Applying Machine Learning to Fraud Detection
Supervisor: Cristina Cerqueira
When I first joined Farfetch I was told they were looking for someone to implement Machine Learning algorithms to help predict possible fraud attempts. These fraud attempts can consist of something as simple as using someone else’s credit card to make purchases to more convoluted methods which I might not be aware of. I was unaware (that is, until my first day there) that I was going to be the only one (at the time) working on it. Hence I dived into learning more about SQL and the Pandas module in Python (both of which I was working with for the first time) and into Machine Learning algorithms. I used Microsoft’s Azure Machine Learning Studio for a quick testing of different Machine Learning algorithms, and I repeated the same in R to double-check the accuracy of different algorithms. Both agreed that Random Forests was the most efficient method.
Having decided on Random Forests for the initial implementation in Python. During the next three weeks came the manual labor: building the queries to retrieve all the needed that in an efficient manner (where information was not only across different tables but also different databases, which slowed down the process) to transforming the raw information into more relevant data using tips from field experts at Farfetch, to checking that datatypes match,… and finally running the Machine Learning algorithm on the transformed data. After all this the python/sql scripts worked as expected. I quickly tried the same scripts with different algorithms to check (again) for efficiency, but similarly to the initial tests Random Forests performed best.

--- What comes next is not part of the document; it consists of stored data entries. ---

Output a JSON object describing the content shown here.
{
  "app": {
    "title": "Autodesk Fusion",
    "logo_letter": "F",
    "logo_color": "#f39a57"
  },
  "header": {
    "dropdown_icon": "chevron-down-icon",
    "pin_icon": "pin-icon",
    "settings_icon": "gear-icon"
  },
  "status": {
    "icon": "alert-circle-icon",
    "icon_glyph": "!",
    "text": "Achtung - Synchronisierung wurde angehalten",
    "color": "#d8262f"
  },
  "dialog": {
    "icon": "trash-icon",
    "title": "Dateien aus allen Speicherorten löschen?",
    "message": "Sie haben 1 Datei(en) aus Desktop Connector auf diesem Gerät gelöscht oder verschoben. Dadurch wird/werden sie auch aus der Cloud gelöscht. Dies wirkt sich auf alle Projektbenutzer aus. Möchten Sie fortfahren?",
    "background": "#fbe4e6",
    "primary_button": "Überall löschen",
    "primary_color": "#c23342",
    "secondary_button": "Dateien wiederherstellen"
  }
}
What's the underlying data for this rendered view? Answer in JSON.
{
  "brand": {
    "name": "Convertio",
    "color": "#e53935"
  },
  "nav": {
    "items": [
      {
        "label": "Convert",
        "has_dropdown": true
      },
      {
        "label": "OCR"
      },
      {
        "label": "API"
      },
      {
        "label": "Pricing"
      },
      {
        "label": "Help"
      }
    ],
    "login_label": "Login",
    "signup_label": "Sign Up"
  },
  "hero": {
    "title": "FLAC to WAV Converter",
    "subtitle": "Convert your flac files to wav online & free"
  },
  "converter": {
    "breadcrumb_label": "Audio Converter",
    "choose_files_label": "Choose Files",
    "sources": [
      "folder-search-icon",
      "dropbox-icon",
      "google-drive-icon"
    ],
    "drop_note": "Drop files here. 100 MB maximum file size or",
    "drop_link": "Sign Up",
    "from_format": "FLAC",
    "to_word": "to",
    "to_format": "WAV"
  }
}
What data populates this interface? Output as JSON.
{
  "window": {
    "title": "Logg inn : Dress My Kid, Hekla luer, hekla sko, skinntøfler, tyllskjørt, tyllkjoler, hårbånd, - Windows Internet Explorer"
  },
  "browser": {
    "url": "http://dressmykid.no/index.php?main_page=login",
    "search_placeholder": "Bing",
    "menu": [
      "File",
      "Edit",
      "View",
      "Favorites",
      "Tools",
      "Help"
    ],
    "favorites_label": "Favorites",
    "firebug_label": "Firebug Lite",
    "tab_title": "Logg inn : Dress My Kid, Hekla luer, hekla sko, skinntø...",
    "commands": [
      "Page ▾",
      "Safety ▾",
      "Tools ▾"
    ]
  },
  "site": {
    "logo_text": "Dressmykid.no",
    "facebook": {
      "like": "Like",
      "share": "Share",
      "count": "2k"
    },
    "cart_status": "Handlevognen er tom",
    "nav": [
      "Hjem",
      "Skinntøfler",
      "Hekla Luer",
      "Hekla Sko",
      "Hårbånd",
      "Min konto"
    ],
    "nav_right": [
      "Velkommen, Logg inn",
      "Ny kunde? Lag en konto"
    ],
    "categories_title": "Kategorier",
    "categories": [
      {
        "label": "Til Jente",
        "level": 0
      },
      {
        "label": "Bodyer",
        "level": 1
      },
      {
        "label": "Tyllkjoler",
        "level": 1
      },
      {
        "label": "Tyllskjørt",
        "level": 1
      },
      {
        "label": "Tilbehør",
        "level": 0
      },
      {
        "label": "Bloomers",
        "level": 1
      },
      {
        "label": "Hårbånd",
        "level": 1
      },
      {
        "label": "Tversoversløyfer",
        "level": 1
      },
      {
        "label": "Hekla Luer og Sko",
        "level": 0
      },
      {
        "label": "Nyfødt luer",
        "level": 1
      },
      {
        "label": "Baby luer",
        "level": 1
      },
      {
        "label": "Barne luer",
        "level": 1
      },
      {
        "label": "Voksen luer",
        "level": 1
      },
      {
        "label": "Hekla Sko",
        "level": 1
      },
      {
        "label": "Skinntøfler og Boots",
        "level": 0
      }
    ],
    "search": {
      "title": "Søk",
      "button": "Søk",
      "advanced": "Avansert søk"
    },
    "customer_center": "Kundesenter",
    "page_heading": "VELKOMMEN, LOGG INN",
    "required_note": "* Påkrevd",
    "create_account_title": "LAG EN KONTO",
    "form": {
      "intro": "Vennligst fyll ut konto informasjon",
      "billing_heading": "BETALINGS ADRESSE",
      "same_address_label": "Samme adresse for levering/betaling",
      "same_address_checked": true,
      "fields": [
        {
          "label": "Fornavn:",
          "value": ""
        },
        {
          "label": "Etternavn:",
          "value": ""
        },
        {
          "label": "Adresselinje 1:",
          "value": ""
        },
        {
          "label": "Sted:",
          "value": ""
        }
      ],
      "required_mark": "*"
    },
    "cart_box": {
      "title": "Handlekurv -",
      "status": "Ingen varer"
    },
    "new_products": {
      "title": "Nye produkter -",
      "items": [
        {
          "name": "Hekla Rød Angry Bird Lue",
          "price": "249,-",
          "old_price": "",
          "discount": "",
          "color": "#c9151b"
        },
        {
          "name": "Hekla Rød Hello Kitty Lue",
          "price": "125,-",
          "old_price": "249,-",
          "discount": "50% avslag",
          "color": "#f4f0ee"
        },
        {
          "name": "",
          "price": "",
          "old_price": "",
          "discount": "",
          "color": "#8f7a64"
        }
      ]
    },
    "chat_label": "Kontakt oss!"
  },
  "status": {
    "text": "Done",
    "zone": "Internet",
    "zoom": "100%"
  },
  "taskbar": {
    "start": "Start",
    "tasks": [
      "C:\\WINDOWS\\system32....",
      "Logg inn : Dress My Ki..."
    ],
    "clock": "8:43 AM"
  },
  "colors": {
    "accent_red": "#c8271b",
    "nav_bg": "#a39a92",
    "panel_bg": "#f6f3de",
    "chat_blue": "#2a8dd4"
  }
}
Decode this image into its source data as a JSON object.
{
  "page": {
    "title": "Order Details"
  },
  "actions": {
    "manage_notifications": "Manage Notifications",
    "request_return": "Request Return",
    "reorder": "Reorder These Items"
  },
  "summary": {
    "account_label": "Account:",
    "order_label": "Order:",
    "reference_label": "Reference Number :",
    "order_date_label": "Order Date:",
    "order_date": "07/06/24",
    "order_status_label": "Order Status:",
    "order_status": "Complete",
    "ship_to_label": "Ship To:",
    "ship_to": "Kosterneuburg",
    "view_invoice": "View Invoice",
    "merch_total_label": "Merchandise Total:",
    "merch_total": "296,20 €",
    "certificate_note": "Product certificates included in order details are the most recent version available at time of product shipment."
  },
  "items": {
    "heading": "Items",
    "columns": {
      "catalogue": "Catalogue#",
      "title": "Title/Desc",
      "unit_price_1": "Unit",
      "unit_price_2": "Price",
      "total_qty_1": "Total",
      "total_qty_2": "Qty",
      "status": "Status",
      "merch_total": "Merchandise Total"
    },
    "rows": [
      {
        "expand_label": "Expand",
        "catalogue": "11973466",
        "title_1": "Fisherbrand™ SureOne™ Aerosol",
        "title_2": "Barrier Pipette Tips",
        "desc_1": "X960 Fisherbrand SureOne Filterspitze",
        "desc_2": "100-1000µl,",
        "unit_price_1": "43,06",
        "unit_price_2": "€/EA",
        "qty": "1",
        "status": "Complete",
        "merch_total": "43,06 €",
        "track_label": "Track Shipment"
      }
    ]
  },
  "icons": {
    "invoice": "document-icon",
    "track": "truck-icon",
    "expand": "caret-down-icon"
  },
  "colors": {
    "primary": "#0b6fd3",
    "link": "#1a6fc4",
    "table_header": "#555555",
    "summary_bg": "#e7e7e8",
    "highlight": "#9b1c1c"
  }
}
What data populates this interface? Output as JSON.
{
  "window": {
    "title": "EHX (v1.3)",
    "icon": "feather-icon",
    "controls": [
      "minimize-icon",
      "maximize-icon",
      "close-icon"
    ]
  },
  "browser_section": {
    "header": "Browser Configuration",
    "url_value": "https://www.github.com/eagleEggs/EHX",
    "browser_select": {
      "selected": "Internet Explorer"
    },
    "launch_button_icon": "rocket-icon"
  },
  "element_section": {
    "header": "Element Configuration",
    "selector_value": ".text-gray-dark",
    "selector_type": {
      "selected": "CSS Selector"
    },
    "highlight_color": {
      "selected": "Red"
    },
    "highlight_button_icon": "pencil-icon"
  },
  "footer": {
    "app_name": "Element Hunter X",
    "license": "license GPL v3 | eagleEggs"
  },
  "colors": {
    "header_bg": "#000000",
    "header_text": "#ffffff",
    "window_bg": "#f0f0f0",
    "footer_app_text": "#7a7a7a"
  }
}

All of the above was done on static data. I still had to make it so that the algorithm could run live. The speed of the script wasn’t an issue, but I had yet to understand the way Farfetch pipelines so that I could integrate my work. Unfortunately my internship was coming to an end (and I had to go back to my studies in October). Hence I spent my 2nd last week organizing my code (It was a mess when I started, but by the end it was incredibly neat), and writing plans/suggestions/documentation for what exists/could be improved/needs to get done. In the last week a new intern, Nuno Monteiro, came along to continue this project (which by then got the informal nickname of project Sherlock). During that week my work was to put him up to date on the work that was done.
Nuno was doing his Master thesis at Farfetch, specifically about implementing Machine Learning in industry (titled A data mining based system for credit-card fraud detection in e-tail) , so he wrote his thesis alongside this internship (and I got to co-author the paper given my initial role in Project Sherlock).
Looking back I reckon I would’ve been more productive if I practiced more SQL/Python and less time on understanding the theory behind the Machine Learning algorithms used, but they were so interesting (As much as I like coding, there will always be a mathematician in me curious about how things work, and not just in making them work).
I’d also like to thank João Sousa (Pandas expert) and Carlos Gomes (SQL expert) for all the technical support they’ve given me during the internship, and everyone else who was there during breaks and lunch and gym sessions and dinners out. Couldn’t have had a better internship.